Der Kindergarten-Coup

Als Sänger der Kieler Hardcoreband Smoke Blow wurde Erik Cohen bekannt. Doch die Arbeit an seinen Soloalben wird vor allem durch seinen Job als Erzieher geprägt.

Als Sänger der Kieler Hardcoreband Smoke Blow wurde Erik Cohen bekannt, am 26. 1. erscheint sein drittes Soloalbum „III“.

uMagazine: Erik, du hast im echten Leben einen Vollzeitjob als Erzieher und vier eigene Kinder. Wie kriegt man das mit der Musikkarriere unter einen Hut?

Erik Cohen: Demnächst sind es sogar fünf Kinder. Das ist natürlich anstrengend, denn ich werde ja nicht jünger. Wenn die Kinder im Bett liegen, ist es meistens 21 Uhr. Dann setze ich mich zweimal die Woche auf mein Rad, fahre durch den Regen und gehe ins Studio. Das ist zwar hart, aber für mich ist es vor allem eine Art von Entspannung, die ich als Ausgleich brauche.

uMagazine: Ist es von Vorteil, wenn man Musik nicht macht, um seinen Lebensunterhalt damit zu verdienen, sondern weil man Freude daran hat?

Erik Cohen: Für die Musik ist es auf jeden Fall gut, schließlich habe ich keinerlei Druck. Ich will gar nicht hauptberuflich Musiker sein und bin sehr glücklich mit meinem Beruf, bei dem ich mein eigener Herr bin: Ich leite meinen privaten Kindergarten, für den ich auch das pädagogische Programm ausgearbeitet habe. Wir gehen viel raus und sind oft im Wald.

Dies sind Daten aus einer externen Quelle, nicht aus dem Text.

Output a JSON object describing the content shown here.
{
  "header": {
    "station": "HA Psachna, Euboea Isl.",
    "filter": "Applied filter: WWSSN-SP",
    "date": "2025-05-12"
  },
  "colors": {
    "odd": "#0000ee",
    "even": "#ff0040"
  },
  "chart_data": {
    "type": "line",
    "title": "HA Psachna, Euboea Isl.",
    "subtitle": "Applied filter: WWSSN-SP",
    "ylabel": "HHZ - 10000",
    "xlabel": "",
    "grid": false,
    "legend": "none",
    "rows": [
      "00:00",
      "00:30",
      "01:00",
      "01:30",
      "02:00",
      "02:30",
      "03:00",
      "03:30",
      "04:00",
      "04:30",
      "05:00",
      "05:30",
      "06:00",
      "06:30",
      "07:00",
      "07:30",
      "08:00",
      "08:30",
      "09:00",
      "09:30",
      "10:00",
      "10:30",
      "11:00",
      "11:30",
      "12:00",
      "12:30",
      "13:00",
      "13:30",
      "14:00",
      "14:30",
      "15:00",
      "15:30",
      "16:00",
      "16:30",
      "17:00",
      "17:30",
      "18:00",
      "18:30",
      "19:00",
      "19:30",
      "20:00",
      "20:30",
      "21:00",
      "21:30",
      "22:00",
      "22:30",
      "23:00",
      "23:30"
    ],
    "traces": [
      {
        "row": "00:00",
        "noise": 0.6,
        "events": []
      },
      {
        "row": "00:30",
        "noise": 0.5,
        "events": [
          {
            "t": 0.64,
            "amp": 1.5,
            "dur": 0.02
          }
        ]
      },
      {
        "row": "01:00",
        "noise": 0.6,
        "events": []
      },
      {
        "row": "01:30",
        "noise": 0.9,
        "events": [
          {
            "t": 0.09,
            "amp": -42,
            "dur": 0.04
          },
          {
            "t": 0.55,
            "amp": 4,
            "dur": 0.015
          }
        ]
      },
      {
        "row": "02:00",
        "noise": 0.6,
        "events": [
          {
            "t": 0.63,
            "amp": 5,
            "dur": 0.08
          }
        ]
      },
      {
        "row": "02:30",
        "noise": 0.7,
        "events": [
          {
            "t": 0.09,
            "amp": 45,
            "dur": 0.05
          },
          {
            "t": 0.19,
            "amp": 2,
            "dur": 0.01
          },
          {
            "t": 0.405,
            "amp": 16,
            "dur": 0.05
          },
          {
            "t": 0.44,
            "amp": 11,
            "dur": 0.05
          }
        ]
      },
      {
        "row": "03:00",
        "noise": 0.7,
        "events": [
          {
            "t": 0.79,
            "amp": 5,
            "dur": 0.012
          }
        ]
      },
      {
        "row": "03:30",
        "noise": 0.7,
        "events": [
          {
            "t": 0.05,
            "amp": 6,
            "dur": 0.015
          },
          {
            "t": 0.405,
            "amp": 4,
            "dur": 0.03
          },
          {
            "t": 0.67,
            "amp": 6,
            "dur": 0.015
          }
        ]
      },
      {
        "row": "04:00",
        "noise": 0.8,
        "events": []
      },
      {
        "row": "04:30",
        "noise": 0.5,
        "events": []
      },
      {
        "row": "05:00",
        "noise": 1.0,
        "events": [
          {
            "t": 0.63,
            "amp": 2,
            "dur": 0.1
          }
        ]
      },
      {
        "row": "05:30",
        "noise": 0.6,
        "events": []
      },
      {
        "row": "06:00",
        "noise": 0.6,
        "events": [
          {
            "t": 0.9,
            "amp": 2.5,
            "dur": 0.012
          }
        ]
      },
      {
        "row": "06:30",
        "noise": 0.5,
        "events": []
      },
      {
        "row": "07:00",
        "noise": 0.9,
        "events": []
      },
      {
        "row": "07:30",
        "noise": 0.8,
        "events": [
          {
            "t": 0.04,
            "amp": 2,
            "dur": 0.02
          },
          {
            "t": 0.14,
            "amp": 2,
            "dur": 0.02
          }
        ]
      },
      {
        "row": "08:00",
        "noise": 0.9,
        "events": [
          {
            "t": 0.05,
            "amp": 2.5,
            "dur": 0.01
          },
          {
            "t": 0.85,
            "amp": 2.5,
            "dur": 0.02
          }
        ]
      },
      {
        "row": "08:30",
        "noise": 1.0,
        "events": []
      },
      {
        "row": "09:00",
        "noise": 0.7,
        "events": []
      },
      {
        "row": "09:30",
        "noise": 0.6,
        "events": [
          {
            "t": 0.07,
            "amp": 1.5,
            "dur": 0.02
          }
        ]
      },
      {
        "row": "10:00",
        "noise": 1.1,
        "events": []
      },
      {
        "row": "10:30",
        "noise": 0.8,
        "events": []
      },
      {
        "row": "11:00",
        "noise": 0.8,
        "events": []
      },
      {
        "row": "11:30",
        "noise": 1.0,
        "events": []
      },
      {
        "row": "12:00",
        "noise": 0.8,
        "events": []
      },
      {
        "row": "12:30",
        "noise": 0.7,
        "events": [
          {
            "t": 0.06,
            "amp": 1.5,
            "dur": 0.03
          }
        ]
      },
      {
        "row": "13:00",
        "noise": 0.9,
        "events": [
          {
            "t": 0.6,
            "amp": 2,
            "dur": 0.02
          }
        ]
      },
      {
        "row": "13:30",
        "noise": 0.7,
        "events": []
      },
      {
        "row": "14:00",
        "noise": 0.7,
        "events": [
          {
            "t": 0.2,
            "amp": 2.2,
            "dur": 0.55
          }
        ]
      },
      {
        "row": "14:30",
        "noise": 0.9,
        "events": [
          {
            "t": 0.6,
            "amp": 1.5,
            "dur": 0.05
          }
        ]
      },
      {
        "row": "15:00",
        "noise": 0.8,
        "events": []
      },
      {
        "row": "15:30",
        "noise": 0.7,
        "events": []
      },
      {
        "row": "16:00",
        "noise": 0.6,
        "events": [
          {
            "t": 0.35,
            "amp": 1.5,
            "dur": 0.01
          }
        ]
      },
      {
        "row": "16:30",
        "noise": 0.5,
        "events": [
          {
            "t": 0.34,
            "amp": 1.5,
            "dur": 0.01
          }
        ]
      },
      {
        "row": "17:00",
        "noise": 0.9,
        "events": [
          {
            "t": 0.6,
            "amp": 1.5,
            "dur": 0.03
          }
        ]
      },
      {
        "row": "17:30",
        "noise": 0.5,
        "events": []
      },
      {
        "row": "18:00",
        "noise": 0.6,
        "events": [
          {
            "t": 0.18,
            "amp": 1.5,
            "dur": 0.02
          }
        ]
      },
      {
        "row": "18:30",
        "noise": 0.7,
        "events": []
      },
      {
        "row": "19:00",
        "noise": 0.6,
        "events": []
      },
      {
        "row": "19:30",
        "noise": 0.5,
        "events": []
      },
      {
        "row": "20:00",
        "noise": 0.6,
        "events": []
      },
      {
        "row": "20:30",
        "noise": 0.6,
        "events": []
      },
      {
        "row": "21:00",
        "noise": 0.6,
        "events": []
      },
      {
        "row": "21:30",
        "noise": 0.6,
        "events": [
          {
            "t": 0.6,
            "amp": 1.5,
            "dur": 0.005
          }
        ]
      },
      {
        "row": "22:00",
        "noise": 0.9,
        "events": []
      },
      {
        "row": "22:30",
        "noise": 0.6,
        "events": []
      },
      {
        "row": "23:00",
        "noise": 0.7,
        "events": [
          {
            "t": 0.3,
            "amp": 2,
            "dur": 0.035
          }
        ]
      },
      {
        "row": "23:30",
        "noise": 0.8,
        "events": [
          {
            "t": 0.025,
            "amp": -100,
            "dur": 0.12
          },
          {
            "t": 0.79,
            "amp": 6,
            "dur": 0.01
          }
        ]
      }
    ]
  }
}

Damit bin ich glücklich, und der Job ermöglicht mir zudem, in der Musik nur das zu tun, worauf ich gerade Bock habe.

uMagazine: Dein drittes Album „III“ ist insgesamt etwas reduzierter: keine Tasteninstrumente, dafür steht die Gitarre im Vordergrund.

Erik Cohen: Meine ersten beiden Soloplatten waren sehr opulent und stadionkompatibel, ich habe viel arrangiert und die Songs groß ausgearbeitet. Von diesem Entwurf brauchte ich eine Pause. Ich hatte einfach Bock auf eine Gute-Laune-Rockplatte. Außerdem ist meine Band durch die vielen Shows sehr zusammengewachsen. Wenn ich schon gute Musiker habe, die ihr Handwerk verstehen – warum soll ich die dann nicht einfach mal spielen lassen?

uMagazine: Die Einflüsse sind trotzdem breit gefächert. Gilt das auch für dein privates Plattenregal?

Cohen: Mein Plattenregal ist tatsächlich ziemlich bunt: An einem Tag höre ich Rockmusik, am nächsten dann HipHop oder Dreampop, und wieder einen Tag später lande ich bei Wavepop aus den 80ern. Das hat natürlich einen Einfluss auf meine Musik. Im Sommer habe ich beispielsweise „Back in Black“ von AC/DC wieder rausgekramt, und danach entstand der Song „Fährwolf“.

uMagazine: „Hart am Overkill“ hingegen ist eine Hommage an Motörhead, oder?

Erik Cohen: Der Song entstand kurz nachdem Lemmy gestorben ist. Mir ging es damals wie vielen anderen Rockfans auch: Ich habe in mein Kissen geweint und war echt traurig. Ich habe den Typen geliebt. „Overkill“ und „Killed By Death“ sind meine Lieblingssongs von Motörhead, und daraus habe ich „Hart am Overkill“ gebastelt. Ich stehe dazu: Ich bin ein Musikfan, der selbst Musik macht.